A new survey from TSN reports that the players are losing the PR war with NHL owners:
When Canadians were asked to consider whom they felt is being more fair and reasonable in the dispute - the players or the owners - 61% of Canadians leaned towards the owners (up 1% from the last survey) while 14% sided with the players, a drop of 6% from September.
This is pretty incredible, especially once you remember that it's the owners who are locking out the players in a labor action that ownership planned -- for six years.
How are they doing it? Spend a few minutes over at NHL CBA News, and you'll start to get the idea how. Now, I would never suggest that reporters are lazy. But every good PR person knows that the easier you make life for a reporter, the more likely it is that reporter will give your side of the story a fair hearing.
If you were a novice reporter trying to write a basic piece about the lockout, you could probably put it together in less than an hour just by referring to sources you could find over at NHL CBA News. Literally everything you need to tell the owner's side of the story is there, as well as copies of the actual CBA itself, and refutations of some union arguments.

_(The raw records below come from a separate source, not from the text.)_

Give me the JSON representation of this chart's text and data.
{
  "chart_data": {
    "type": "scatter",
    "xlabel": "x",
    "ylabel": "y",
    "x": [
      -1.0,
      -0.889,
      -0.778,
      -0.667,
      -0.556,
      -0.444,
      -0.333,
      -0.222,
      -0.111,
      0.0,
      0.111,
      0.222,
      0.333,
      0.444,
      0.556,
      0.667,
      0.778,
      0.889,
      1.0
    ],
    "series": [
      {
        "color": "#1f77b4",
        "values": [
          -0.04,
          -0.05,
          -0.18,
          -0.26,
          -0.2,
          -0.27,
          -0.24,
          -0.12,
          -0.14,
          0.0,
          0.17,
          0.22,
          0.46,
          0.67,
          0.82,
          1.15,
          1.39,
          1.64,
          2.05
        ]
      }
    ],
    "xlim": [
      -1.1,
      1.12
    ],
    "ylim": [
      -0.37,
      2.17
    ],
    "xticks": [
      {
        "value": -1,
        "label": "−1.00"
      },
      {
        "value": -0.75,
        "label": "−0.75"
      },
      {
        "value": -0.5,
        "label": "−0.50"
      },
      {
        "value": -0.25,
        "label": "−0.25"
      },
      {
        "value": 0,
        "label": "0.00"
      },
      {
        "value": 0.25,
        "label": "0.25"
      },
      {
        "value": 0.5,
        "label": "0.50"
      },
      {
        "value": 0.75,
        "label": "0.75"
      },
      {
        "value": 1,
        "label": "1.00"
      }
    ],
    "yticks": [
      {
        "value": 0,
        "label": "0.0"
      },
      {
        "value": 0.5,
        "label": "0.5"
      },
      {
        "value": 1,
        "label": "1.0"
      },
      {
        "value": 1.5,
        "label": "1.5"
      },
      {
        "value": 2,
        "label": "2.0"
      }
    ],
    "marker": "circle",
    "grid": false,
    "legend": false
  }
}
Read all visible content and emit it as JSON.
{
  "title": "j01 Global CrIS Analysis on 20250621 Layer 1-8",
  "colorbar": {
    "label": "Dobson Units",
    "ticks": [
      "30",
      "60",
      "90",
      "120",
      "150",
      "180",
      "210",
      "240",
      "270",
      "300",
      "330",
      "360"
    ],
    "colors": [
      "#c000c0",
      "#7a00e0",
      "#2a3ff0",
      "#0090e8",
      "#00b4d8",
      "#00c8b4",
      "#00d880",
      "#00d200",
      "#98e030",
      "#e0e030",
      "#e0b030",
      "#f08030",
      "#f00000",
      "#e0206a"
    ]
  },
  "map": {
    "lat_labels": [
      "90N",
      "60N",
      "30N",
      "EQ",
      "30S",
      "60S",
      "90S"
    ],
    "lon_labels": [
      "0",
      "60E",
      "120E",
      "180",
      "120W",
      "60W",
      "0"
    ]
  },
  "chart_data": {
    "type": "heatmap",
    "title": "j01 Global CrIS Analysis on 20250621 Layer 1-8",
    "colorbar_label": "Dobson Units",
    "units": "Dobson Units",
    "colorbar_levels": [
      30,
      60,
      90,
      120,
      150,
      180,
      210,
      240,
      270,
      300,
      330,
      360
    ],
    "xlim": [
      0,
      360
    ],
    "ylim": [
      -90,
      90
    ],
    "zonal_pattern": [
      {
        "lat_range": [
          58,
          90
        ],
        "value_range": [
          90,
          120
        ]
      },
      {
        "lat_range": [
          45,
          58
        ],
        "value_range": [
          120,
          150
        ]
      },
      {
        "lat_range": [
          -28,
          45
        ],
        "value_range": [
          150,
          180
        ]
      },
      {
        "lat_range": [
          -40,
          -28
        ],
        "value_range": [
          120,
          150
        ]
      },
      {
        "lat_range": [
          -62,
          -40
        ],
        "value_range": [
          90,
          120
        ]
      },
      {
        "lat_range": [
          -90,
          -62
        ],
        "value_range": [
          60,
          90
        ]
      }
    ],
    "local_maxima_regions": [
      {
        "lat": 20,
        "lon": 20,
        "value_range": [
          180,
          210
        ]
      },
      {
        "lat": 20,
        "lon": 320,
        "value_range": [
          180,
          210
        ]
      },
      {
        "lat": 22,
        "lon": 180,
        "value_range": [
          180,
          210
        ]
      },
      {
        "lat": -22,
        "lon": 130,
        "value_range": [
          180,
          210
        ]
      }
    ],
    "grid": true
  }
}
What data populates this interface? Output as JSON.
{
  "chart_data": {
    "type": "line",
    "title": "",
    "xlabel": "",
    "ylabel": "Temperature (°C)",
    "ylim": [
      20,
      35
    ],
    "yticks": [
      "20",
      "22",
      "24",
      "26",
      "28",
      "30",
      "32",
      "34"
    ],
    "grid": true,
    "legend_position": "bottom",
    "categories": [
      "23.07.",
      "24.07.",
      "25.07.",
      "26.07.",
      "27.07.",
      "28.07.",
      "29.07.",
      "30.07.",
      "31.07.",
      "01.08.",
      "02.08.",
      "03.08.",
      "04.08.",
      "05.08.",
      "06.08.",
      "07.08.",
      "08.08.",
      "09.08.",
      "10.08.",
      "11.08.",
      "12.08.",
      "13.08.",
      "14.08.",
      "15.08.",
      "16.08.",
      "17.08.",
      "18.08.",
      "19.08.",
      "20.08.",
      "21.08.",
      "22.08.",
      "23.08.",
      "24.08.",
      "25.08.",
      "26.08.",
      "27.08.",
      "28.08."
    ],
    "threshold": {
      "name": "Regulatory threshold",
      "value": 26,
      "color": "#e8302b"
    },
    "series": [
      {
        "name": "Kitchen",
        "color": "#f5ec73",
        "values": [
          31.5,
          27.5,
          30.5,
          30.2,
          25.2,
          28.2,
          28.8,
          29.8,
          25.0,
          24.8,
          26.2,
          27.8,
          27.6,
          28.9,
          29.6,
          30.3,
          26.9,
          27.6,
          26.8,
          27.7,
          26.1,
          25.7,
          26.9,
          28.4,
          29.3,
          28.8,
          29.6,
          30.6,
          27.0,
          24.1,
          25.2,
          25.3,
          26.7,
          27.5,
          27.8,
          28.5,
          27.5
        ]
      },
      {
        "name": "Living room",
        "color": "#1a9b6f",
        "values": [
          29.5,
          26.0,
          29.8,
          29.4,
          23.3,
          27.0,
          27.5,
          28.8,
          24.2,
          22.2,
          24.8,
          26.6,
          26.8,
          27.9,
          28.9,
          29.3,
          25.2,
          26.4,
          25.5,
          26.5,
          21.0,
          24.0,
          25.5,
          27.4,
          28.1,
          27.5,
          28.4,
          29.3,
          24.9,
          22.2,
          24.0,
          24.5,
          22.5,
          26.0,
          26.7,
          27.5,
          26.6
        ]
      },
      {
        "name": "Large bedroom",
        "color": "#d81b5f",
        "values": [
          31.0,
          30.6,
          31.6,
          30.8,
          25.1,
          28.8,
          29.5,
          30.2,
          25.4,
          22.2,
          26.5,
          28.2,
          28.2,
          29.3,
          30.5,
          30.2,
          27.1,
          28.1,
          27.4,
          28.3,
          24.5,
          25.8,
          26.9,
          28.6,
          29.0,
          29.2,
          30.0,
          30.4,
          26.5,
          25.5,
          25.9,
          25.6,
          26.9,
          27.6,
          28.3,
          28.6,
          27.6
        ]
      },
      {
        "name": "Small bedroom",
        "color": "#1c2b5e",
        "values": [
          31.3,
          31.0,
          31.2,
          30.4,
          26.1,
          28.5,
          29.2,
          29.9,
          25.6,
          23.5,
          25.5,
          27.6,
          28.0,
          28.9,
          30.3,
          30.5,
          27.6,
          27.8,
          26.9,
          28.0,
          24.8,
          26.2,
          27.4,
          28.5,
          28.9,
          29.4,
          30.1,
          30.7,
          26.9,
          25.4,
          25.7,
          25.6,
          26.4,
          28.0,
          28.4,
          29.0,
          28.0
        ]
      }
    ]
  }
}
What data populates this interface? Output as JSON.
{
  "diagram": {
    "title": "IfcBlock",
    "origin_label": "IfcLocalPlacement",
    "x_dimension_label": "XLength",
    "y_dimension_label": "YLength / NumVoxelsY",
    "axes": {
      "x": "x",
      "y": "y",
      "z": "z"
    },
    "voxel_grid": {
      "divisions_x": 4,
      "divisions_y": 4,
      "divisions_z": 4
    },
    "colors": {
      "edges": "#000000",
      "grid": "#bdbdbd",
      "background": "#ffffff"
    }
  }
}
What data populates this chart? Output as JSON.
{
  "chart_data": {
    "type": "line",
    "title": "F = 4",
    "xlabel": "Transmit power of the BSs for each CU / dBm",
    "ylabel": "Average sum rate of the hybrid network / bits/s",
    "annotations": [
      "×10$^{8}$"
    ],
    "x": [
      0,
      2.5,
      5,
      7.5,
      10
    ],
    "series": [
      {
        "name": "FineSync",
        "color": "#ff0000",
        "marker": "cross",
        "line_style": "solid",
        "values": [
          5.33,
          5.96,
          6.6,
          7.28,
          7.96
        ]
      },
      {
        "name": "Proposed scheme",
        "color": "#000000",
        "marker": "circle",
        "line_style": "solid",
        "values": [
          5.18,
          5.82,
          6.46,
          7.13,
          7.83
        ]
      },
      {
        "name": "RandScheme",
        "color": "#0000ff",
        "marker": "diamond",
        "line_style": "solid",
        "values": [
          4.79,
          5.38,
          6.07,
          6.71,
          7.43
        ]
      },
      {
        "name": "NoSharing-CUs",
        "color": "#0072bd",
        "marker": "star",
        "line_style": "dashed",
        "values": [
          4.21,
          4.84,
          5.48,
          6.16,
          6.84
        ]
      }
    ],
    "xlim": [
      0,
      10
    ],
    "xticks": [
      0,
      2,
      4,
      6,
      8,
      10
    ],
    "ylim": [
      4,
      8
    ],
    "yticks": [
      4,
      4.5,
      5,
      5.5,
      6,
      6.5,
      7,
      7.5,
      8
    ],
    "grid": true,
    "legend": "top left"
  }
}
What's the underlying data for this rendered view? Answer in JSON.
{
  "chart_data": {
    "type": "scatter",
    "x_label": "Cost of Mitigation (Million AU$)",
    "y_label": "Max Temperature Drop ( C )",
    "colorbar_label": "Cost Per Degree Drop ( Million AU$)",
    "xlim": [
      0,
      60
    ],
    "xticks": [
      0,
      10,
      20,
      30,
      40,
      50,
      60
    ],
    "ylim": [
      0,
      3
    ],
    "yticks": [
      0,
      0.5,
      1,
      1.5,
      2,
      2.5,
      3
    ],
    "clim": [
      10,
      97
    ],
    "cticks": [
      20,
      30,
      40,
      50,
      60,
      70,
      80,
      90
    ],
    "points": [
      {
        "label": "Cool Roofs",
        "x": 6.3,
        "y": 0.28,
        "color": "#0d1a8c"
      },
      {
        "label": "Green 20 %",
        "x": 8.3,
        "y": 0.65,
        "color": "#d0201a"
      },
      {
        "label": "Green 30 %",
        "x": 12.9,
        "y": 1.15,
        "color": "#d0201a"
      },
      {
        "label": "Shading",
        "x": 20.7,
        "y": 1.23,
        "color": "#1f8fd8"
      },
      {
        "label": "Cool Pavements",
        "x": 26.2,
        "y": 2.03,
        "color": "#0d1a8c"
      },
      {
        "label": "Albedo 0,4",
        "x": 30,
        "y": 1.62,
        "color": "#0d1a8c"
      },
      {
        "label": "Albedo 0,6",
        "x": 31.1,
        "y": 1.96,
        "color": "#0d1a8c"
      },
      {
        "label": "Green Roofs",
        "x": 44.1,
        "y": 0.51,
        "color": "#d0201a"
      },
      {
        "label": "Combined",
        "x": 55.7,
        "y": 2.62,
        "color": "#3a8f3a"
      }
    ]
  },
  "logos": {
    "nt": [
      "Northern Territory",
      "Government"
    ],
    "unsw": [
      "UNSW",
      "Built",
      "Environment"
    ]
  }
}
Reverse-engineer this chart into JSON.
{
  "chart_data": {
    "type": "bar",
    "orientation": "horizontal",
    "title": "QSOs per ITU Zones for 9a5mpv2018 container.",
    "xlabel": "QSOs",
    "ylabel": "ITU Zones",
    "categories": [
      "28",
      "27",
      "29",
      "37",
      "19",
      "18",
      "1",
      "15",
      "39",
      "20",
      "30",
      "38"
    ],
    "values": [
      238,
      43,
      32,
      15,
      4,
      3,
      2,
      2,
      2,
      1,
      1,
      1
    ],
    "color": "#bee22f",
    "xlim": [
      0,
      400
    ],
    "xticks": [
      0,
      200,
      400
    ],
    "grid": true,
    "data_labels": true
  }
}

Compare that to what you'll find at the Players Association site, NHLPA.com. There, you'll find just two articles, and four press releases (in a press release archive that doesn't seem to be updated all that often) about the lockout. And, as Tom Benjamin has helpfully pointed out, the union is actually going the other way, and removing some information from the site.
If I were NHLPA President Trevor Linden, I'd be asking NHLPA Executive Director Bob Goodenow why he hadn't invested some union dues in hiring some basic PR help. Thanks to Rocha@Hockeybird for the TSN link.



Amen. I even offered to do it for free.
Well, the players aren’t really engaged in a PR war because they realize it doesn’t really matter. Where does public opinion and fan opinion fit into the possibly new CBA?
I’ll say this too: call the NHL offices and call the NHLPA – do this after the league ever resumes play too – then let me know who’s more pleasant and accommodating (it’s the PA).
Now, all that being said, it wouldn’t hurt if they’d at least try and counter with a little bit here – but the NHL hired a former Clinton PR man, who helped him do wonders against Bush Sr.
What the PA certainly has to do is release some number arguments or all we’re going to see is reprinted nhlcbanews.com propaganda. They need to achieve more balance (they also need to admit that the Levitt report is valid, but hey, one step at a time I guess).
“Where does public opinion and fan opinion fit into the possibly new CBA?” I think it would “fit in” pretty fast if they went to replacement players: public opinion, and its surprising tolerance for Replacement Football, is what ultimately broke the NFL players.
That’s a harder road for the NHL to take–and if they go that way it’ll serve to undermine the owners’ argument that it makes no difference to them whether there’s a season or not–but it’s one they’ll look at, because they do need to do it before the agents organize another competitive venue, and the sooner they start talking about it, the sooner they can start wooing individuals away from union discipline.
PR really is a big deal in this dispute, and the players needed to work overtime to surmount the brute, horrifying fact of their $2M average salary. Instead they phoned in that part of the battle.